Sigrid works in accounts. They call her Siggy Pop. She says its an easy, laid back place to work and her favourite act are Nightwish. Walti and Siggy would be the stand out rockers in any other workplace. Here they fit in like fax machines.
If Nuclear Blast were the Irish Economy pre 2006, then Nightwish are the building sector - they've gone gold in every country that listens to metal, and even set a new record in Finland by going gold within two hours of release.
But there aren't only roses in the garden. Nuclear Blast have had issues in the past.
"We had to drop a band because their lead singer joined a satanic cult," says Jochem. "Then he was wanted for murder and ended up in prison."

And they've had a few bands who've fostered Neo-Nazi associations and had to be dropped too. They're careful when it comes to mail orders. They don't even want to sell heavy metal to Nazis, although the Nazis do tend to take a beating in heavy metal lyrics.

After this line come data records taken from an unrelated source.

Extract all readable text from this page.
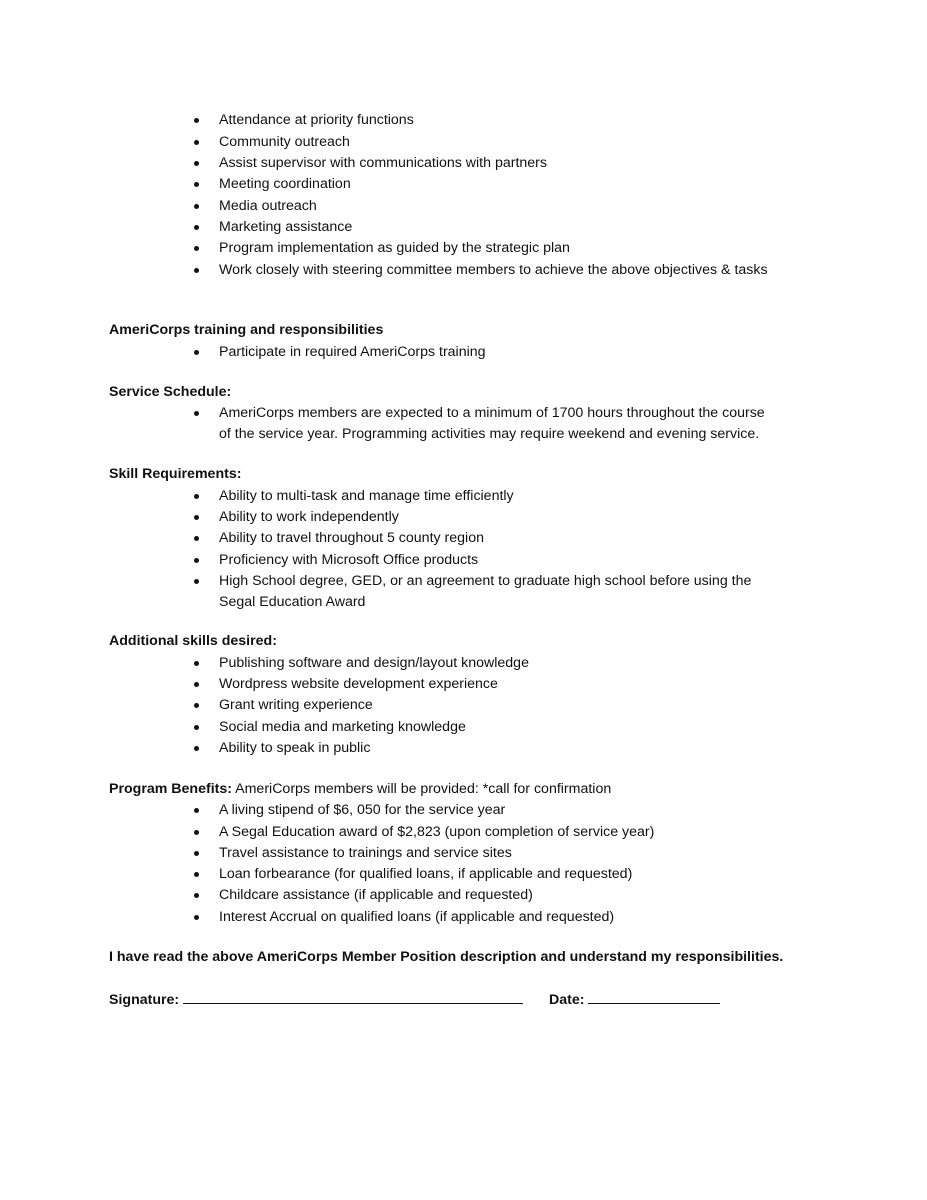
Attendance at priority functions
Community outreach
Assist supervisor with communications with partners
Meeting coordination
Media outreach
Marketing assistance
Program implementation as guided by the strategic plan
Work closely with steering committee members to achieve the above objectives & tasks
AmeriCorps training and responsibilities
Participate in required AmeriCorps training
Service Schedule:
AmeriCorps members are expected to a minimum of 1700 hours throughout the course
of the service year. Programming activities may require weekend and evening service.
Skill Requirements:
Ability to multi-task and manage time efficiently
Ability to work independently
Ability to travel throughout 5 county region
Proficiency with Microsoft Office products
High School degree, GED, or an agreement to graduate high school before using the
Segal Education Award
Additional skills desired:
Publishing software and design/layout knowledge
Wordpress website development experience
Grant writing experience
Social media and marketing knowledge
Ability to speak in public
Program Benefits: AmeriCorps members will be provided: *call for confirmation
A living stipend of $6, 050 for the service year
A Segal Education award of $2,823 (upon completion of service year)
Travel assistance to trainings and service sites
Loan forbearance (for qualified loans, if applicable and requested)
Childcare assistance (if applicable and requested)
Interest Accrual on qualified loans (if applicable and requested)
I have read the above AmeriCorps Member Position description and understand my responsibilities.
Signature:	Date:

Sabaton, Nuclear Blasts great white hope for 2010, have lyrics like:

"Do you remember when the Nazis forced their rule on Poland" or "Ever since is started on Kristallnacht, when liberty died and truth was denied."

It's a little like Drunk History, but instead of alcohol being the barricade to understanding, this time it's the drum rolls and guitar solos.

Nuclear Blast don't help themselves. Stick nuclear in your name in a country where a lot of kids see tying themselves to rail lines to stop nuclear waste trains as a rite of passage, is not going to make you friends immediately. And branding everything from cars, to bags to ID cards with a nuclear logo makes you a prime target for a reach around at border security.

"Carrying Anthrax CDs doesn't help either," says Jochem.

They've also been a little cheeky in the past. Milking the Goat Machine were a band signed by Nuclear Blast. Fritz describes them as "totally sick in the head" - every song had a goat theme to it. For promotion they asked the band to collect a box of goat shit. They sent out their promo CDs with a little piece of turd attached to each one.

"No, they made no money," Fritz says, "It was just for fun. Normally we're serious."
Because heavy metal is a serious music. Forty year old men running into mosh pits wearing Viking helmets might not strike you as the greatest example of this, but those metal fans love their boys more than Pompey fans.

"We'll keep a band for two or three albums even if they don't sell well," says Jochem. What other music does that happen with?

Comrades, that's what metal fans are. In the rest of the world they stand out like dinosaurs with their girly hair and t-shirts that read ‘keep feeding me denial and hate, from that I will create'. For the love of god, they're just asking for every hoodlum and young punk to give them a hard time. Even the Darkness only managed to force a revival based on taking the mick. And that's why there's no sitting on the fence with heavy metal.
Towards the end of the day down in the warehouse, Buffallo Soldier comes on the stereo. The metalheads sing along, ‘dreadlock rasta doobee doobee doo', then it's straight back to Annotations of an Autopsy. You can only sing along to that if you're accompanied by a trained professional sawing your leg off at the knee.

There's nothing easy about Heavy Metal. Your hair is always in your face. The black is killer in the heat and those bullet belts will lacerate even the slightest gut. Still, when all around them are being carried away by the ferocious speed of fashion, for the metalheads the easiest thing to do is just stay the same.